For each patch considered in the next frame, a difference calculation is performed, which is very simple. For each pixel in the two corresponding patches (current-frame and next-frame) under consideration, the difference in the red, green, and blue values are added to a running difference total. The candidate patch that has the lowest total difference is considered the best match and is thus where the follower goes in this next frame. Here's the code for comparing the current patch against a candidate patch in the next frame:


private int CompareRegions(int OffsetX, int OffsetY) {
int X, Y, Diff;
Color A, B;

const int ScanSpacing = 10;

Diff = 0;

for (Y = CenterY - RadiusY; Y <= CenterY + RadiusY; Y += ScanSpacing) {
for (X = CenterX - RadiusX; X <= CenterX + RadiusX; X += ScanSpacing) {
A = GetPixel(CurrentBmp, X, Y);
B = GetPixel(NextBmp, X + OffsetX, Y + OffsetY);
Diff +=
Math.Abs(A.R - B.R) +
Math.Abs(A.G - B.G) +
Math.Abs(A.B - B.B);
}
}

return Diff;
}

Assuming the above gibberish makes any sense, you may notice "Y += ScanSpacing" and the same for X. That's an optimization. In fact, the program does include a number of performance optimizations that help make the run-time on these processes more bearable. First, a follower doesn't consider all possible patches in the next frame to decide where to move. It only considers patches within a certain radius of the current location. OffsetX, for example, may only be +/- 50 pixels, which means if the subject matter in the video slides horizontally more than 50 pixels between frames, the algorithm won't work right. Still, this can increase frame processing rates 10-fold, with smaller search radii yielding shorter run-times.

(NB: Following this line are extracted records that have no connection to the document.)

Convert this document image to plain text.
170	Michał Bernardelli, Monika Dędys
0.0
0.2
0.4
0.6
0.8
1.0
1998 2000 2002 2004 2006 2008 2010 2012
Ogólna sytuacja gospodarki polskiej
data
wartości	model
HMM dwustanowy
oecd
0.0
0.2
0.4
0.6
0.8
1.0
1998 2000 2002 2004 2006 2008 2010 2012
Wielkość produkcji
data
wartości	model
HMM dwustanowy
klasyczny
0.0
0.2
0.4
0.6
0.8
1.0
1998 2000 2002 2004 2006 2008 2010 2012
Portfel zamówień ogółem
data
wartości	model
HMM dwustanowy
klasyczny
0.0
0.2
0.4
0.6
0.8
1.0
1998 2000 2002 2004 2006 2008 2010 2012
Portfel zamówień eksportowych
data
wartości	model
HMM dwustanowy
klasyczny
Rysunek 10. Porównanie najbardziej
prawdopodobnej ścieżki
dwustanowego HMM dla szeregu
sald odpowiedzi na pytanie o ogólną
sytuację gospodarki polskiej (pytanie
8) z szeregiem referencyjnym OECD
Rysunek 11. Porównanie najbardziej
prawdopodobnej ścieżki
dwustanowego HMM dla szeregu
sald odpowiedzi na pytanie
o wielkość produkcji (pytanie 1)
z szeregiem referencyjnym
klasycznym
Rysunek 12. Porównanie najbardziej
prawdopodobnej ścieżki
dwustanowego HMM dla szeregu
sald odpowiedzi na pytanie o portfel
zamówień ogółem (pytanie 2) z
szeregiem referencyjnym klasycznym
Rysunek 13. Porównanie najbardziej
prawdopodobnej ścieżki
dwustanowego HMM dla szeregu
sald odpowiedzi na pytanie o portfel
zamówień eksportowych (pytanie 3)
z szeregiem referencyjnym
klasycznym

As for "Y += ScanSpacing", that was a shot in the dark for me. I was finding frame processing was taking a very long time, still. So I figured, why not skip every Nth pixel in the patches during the patch comparison operation? I was surprised to find that even with ScanSpacing of 10 (with a patch of at least 60 pixels wide or tall), the follower didn't lose much of its ability to track the subject matter. Not surprisingly, the higher the scan spacing, the lower the fidelity, but the faster. Doubling ScanSpacing means a 4-fold increase in the frame processing rate.

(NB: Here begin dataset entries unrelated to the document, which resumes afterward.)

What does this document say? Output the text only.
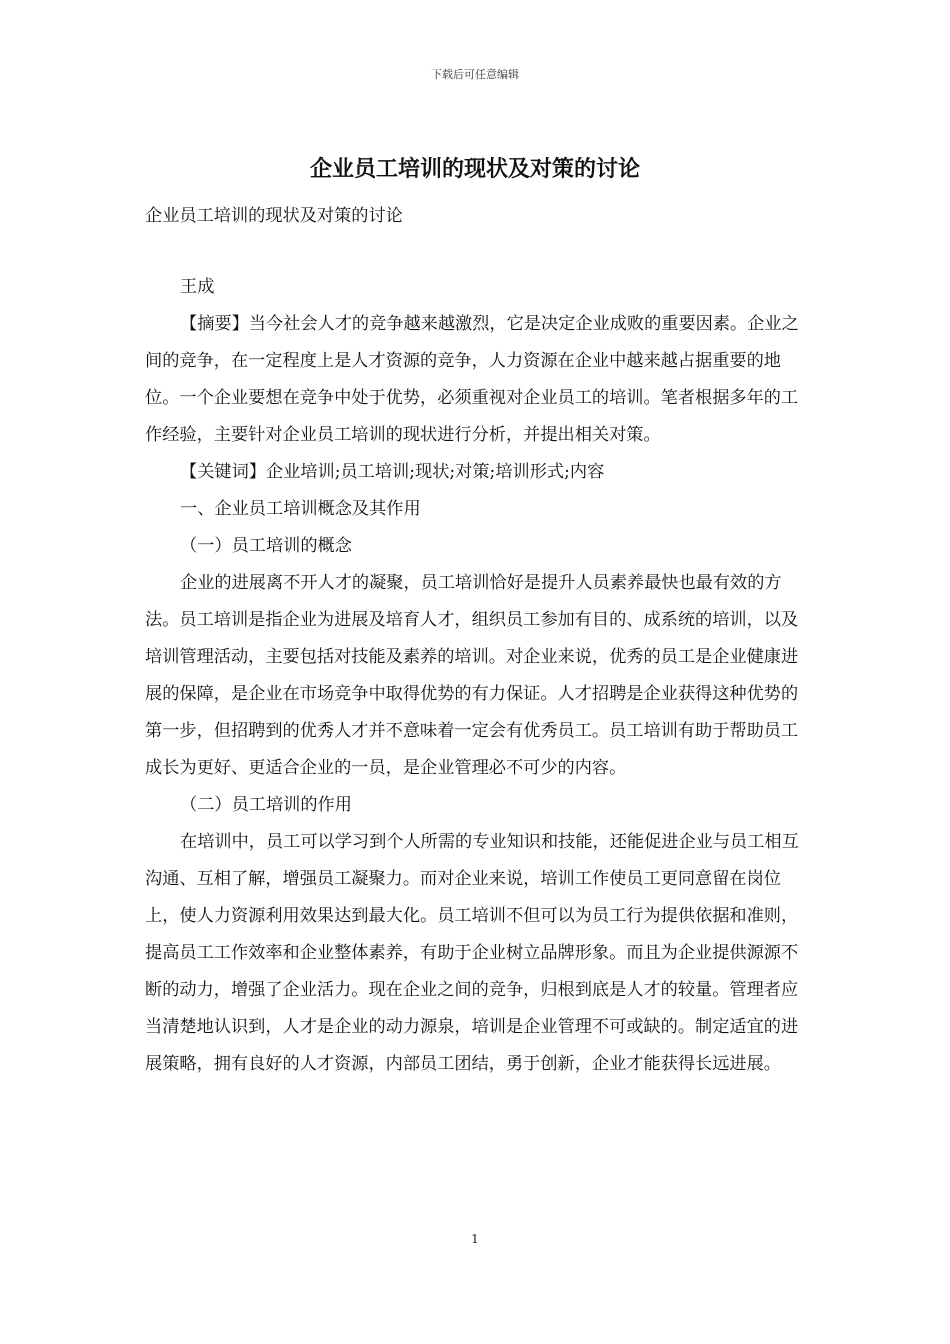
下载后可任意编辑
企业员工培训的现状及对策的讨论

企业员工培训的现状及对策的讨论

王成

【摘要】当今社会人才的竞争越来越激烈，它是决定企业成败的重要因素。企业之间的竞争，在一定程度上是人才资源的竞争，人力资源在企业中越来越占据重要的地位。一个企业要想在竞争中处于优势，必须重视对企业员工的培训。笔者根据多年的工作经验，主要针对企业员工培训的现状进行分析，并提出相关对策。

【关键词】企业培训;员工培训;现状;对策;培训形式;内容

一、企业员工培训概念及其作用

（一）员工培训的概念

企业的进展离不开人才的凝聚，员工培训恰好是提升人员素养最快也最有效的方法。员工培训是指企业为进展及培育人才，组织员工参加有目的、成系统的培训，以及培训管理活动，主要包括对技能及素养的培训。对企业来说，优秀的员工是企业健康进展的保障，是企业在市场竞争中取得优势的有力保证。人才招聘是企业获得这种优势的第一步，但招聘到的优秀人才并不意味着一定会有优秀员工。员工培训有助于帮助员工成长为更好、更适合企业的一员，是企业管理必不可少的内容。

（二）员工培训的作用

在培训中，员工可以学习到个人所需的专业知识和技能，还能促进企业与员工相互沟通、互相了解，增强员工凝聚力。而对企业来说，培训工作使员工更同意留在岗位上，使人力资源利用效果达到最大化。员工培训不但可以为员工行为提供依据和准则，提高员工工作效率和企业整体素养，有助于企业树立品牌形象。而且为企业提供源源不断的动力，增强了企业活力。现在企业之间的竞争，归根到底是人才的较量。管理者应当清楚地认识到，人才是企业的动力源泉，培训是企业管理不可或缺的。制定适宜的进展策略，拥有良好的人才资源，内部员工团结，勇于创新，企业才能获得长远进展。

1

I am inclined to think the process demonstrated in the above video is analogous to what our own eyes do. In any busy motion scene, I think your eyes engage in a very muscle-intensive process of locking in, moment by moment, on stable points of interest. In this case, the follower's fixation is chosen at random, essentially. Whatever is in the center becomes the fixation point. Still, the result is that our eyes can see the video, frame by frame, as part of a continuous, stable world. By fixating on some point while the view is in motion, whether on a television or looking out a car window, we get that more stable view.

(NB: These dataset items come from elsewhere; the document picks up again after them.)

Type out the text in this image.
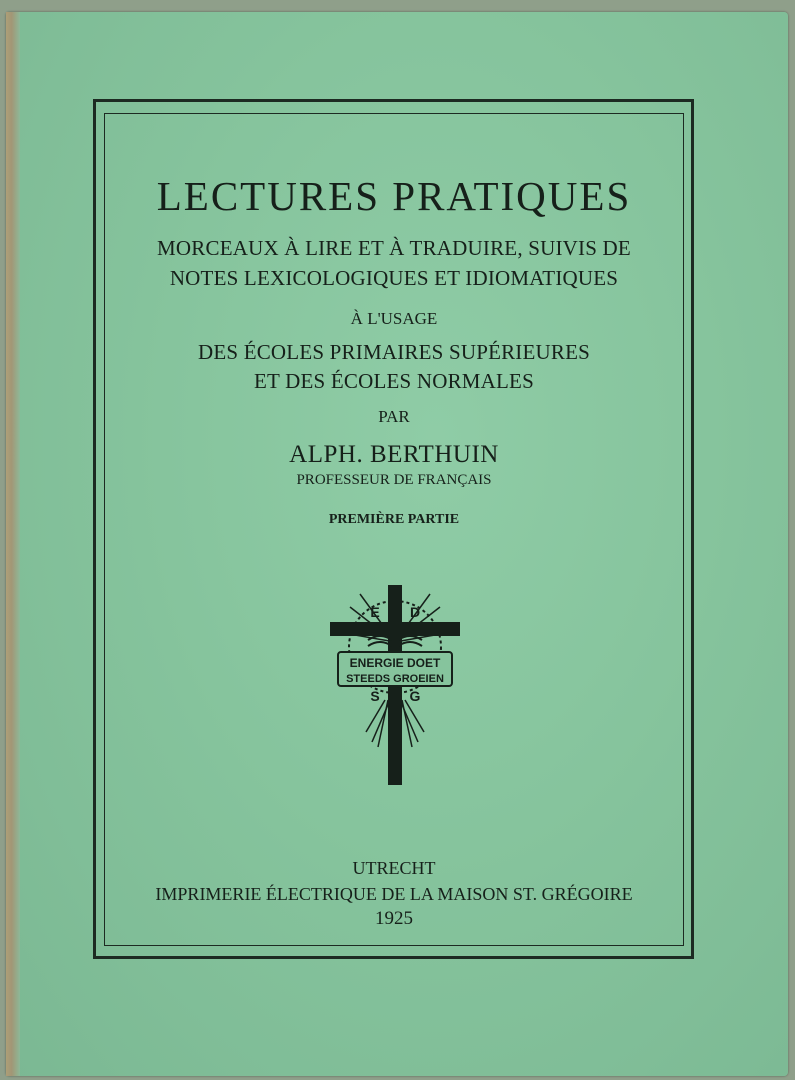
LECTURES PRATIQUES
MORCEAUX À LIRE ET À TRADUIRE, SUIVIS DE
NOTES LEXICOLOGIQUES ET IDIOMATIQUES
À L'USAGE
DES ÉCOLES PRIMAIRES SUPÉRIEURES
ET DES ÉCOLES NORMALES
PAR
ALPH. BERTHUIN
PROFESSEUR DE FRANÇAIS
PREMIÈRE PARTIE
ENERGIE DOET
STEEDS GROEIEN
E D
S G
UTRECHT
IMPRIMERIE ÉLECTRIQUE DE LA MAISON ST. GRÉGOIRE
1925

Finally, one thought that kinda drives this research, but is really secondary to it, is that this could be a practical algorithm for video stabilization. In fact, I suspect the makers of video cameras are using it in their digital stabilization. It would be interesting to see someone create a freeware product or plug-in for video editing software because the value seems pretty obvious.